In an orchestra, autocratic policies don’t ruin the planet, but morale can be shaken when artistic or administrative weaknesses outweigh the institution's collective strengths. When focus fails and careless exhaustion takes over, and there’s no right time to address it because we’ve just got to get through the rest of the program, our souls are chipped a little. Like a couple of my teeth - dammit, how did that happen? I can't even remember what happened, when it happened, but the impact will be with me forever.

We from so many different backgrounds, having taken so many different paths to get here where now we stand (and sit!) together, with such different perspectives and life experience(s) accumulated along the way, can on our best days feed each other with novel experimentation and open-minded efforts at working with and for each other. On our worst, we’re 56 iso-booths of misery facing the same direction but traveling a la carte, mutually self-obsessed, unaware of the potential energy inherent in our collective presence. When it’s dark, all it takes is a look, a smile, a nod, a wink, a readjustment of posture or a crane of the neck, to bring a little bright to the table, to the stage. Remember this! He says with an eyebrow. Come with me! She says with the tilt of her head.

And then it works.

When we’re in it together, we’re a team of teams, a complicated, flexible machinery crafting, shaping, hesitating, driving. My life in a string quartet was formative. I learned to listen, I listened to learn. We talked, we argued, we posited, we supposed. We argued some more, and we convinced, and we rejected. We played our hearts out, and we demanded that of each other. It was all on us, at a microscopic level - no conductor to blame, or to rely on. No section to hide within, or to commiserate with when that one lick just wouldn’t stick.

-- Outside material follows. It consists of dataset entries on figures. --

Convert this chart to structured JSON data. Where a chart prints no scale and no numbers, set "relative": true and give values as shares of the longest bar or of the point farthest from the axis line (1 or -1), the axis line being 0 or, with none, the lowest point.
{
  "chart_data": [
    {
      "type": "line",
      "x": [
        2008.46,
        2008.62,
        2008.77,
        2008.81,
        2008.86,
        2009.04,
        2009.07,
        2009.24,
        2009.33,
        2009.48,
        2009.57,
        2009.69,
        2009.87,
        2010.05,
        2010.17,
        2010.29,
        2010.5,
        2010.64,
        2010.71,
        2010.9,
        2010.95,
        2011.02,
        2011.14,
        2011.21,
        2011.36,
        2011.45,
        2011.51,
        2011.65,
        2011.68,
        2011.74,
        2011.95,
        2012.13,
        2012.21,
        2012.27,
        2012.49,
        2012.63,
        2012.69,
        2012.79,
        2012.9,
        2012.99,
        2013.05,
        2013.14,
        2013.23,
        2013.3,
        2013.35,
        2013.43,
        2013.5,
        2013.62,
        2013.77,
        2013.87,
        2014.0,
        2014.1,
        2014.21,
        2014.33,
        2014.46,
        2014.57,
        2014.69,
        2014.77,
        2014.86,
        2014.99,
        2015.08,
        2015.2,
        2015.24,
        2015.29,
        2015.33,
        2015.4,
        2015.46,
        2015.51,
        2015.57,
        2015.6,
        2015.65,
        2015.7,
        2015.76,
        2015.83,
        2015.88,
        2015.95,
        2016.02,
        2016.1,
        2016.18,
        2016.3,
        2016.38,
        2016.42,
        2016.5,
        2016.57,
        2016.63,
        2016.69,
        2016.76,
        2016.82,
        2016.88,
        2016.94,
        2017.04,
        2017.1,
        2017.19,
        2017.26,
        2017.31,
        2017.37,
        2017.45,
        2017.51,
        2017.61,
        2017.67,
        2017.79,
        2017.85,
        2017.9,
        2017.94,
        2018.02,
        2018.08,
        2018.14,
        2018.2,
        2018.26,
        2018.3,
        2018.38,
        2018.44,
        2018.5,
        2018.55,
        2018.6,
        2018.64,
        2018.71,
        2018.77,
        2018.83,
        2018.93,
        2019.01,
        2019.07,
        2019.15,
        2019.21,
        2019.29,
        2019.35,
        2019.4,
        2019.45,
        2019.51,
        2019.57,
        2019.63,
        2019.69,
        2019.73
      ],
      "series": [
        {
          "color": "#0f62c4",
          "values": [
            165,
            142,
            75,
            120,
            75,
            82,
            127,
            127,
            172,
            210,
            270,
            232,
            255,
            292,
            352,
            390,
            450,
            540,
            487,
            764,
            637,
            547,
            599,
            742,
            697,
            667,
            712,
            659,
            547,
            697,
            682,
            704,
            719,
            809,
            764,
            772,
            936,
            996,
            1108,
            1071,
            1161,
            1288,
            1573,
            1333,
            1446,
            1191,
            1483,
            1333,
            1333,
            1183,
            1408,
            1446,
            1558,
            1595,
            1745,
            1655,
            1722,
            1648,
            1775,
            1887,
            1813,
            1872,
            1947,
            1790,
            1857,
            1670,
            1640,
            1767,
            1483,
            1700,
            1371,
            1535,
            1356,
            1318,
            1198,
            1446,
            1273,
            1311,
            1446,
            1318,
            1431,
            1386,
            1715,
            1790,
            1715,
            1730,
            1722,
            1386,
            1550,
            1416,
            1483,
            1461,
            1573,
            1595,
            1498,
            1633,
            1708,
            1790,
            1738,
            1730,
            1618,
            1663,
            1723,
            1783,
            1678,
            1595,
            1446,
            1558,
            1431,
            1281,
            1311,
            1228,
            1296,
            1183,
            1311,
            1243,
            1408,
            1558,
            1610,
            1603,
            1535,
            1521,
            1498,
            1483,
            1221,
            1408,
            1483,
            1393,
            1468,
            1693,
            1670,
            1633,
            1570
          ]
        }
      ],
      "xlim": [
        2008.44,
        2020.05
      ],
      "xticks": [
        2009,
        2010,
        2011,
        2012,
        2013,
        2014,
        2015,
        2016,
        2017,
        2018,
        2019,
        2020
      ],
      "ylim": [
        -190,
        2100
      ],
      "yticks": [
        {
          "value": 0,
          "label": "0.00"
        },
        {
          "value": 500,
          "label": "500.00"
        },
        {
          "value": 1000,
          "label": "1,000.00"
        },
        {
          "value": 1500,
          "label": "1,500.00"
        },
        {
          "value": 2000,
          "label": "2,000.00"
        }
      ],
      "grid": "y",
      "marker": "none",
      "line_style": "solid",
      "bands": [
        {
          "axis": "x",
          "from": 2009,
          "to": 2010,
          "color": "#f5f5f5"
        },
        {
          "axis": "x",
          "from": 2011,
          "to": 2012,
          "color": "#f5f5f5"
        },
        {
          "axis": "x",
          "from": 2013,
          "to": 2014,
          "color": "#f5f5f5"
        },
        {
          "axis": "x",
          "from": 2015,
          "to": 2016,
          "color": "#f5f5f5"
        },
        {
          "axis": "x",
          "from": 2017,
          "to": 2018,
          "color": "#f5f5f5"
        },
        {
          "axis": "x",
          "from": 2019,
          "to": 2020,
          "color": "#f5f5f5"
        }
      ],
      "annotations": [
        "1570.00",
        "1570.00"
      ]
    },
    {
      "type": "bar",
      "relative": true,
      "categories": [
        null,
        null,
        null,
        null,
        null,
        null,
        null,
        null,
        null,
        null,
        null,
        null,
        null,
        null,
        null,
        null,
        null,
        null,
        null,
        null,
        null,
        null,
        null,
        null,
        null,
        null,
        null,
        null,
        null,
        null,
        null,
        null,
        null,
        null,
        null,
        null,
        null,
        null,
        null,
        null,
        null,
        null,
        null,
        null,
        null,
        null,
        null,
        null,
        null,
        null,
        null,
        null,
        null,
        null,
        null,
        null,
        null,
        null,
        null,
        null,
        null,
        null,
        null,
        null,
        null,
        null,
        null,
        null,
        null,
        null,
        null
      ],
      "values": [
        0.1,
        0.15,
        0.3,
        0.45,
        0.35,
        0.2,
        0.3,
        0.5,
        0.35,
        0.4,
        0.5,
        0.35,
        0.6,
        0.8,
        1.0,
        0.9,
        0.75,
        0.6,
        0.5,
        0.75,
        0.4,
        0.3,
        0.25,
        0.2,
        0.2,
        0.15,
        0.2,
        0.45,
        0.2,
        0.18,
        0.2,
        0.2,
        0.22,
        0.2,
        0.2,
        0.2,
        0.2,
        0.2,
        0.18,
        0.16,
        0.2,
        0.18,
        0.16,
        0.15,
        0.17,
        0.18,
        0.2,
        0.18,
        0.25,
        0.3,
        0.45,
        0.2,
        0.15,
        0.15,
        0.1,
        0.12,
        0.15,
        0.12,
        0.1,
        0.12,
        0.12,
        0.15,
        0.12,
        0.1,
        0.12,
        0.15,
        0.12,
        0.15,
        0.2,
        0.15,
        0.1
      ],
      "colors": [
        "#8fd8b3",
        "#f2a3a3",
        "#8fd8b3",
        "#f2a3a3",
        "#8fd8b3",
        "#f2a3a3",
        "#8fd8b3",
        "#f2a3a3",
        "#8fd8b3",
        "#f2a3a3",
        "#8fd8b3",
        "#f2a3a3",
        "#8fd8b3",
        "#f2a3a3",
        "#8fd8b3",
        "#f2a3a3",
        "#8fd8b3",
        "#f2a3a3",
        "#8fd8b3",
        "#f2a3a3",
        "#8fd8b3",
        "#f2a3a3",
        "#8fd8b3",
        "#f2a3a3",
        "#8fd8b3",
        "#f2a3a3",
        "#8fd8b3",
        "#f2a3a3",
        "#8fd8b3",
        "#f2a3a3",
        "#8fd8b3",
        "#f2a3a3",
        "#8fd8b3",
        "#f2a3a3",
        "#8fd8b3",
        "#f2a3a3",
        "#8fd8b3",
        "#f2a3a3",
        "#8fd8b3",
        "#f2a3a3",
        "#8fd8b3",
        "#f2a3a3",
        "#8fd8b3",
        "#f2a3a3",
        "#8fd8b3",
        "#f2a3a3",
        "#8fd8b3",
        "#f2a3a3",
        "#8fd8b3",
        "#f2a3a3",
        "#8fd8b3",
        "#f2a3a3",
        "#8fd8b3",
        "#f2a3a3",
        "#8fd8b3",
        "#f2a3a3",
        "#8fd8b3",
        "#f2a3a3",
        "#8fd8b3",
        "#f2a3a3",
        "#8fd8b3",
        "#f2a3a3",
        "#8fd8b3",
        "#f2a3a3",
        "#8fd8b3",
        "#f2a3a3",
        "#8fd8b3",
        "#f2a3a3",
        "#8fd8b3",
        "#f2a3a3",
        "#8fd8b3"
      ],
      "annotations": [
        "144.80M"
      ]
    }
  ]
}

As a sub in an orchestra, you’re desperate to make a good showing, to fit in, to not fuck it up. As a new hire, pretty much the same, except you have in your recent memory the experience of playing a good audition, good enough that at least a dozen or so of your new colleagues liked you enough to say ‘join us!’ As the tenure review deadline approaches, self-doubt however unreasonable threatens to overwhelm everything. When the affirmative announcement’s made, you’re thrilled it’s finally settled, feigning eternal confidence in the “inevitable” outcome as you receive the warm congratulations.

And then the real work begins. And that’s where I’m at now. So we’re here now, it’s forever. Now that they’re committed to me, what am I committing to them? What can I contribute, daily, monthly, seasonally, to keep making it all better than before, and to keep my spirit thriving?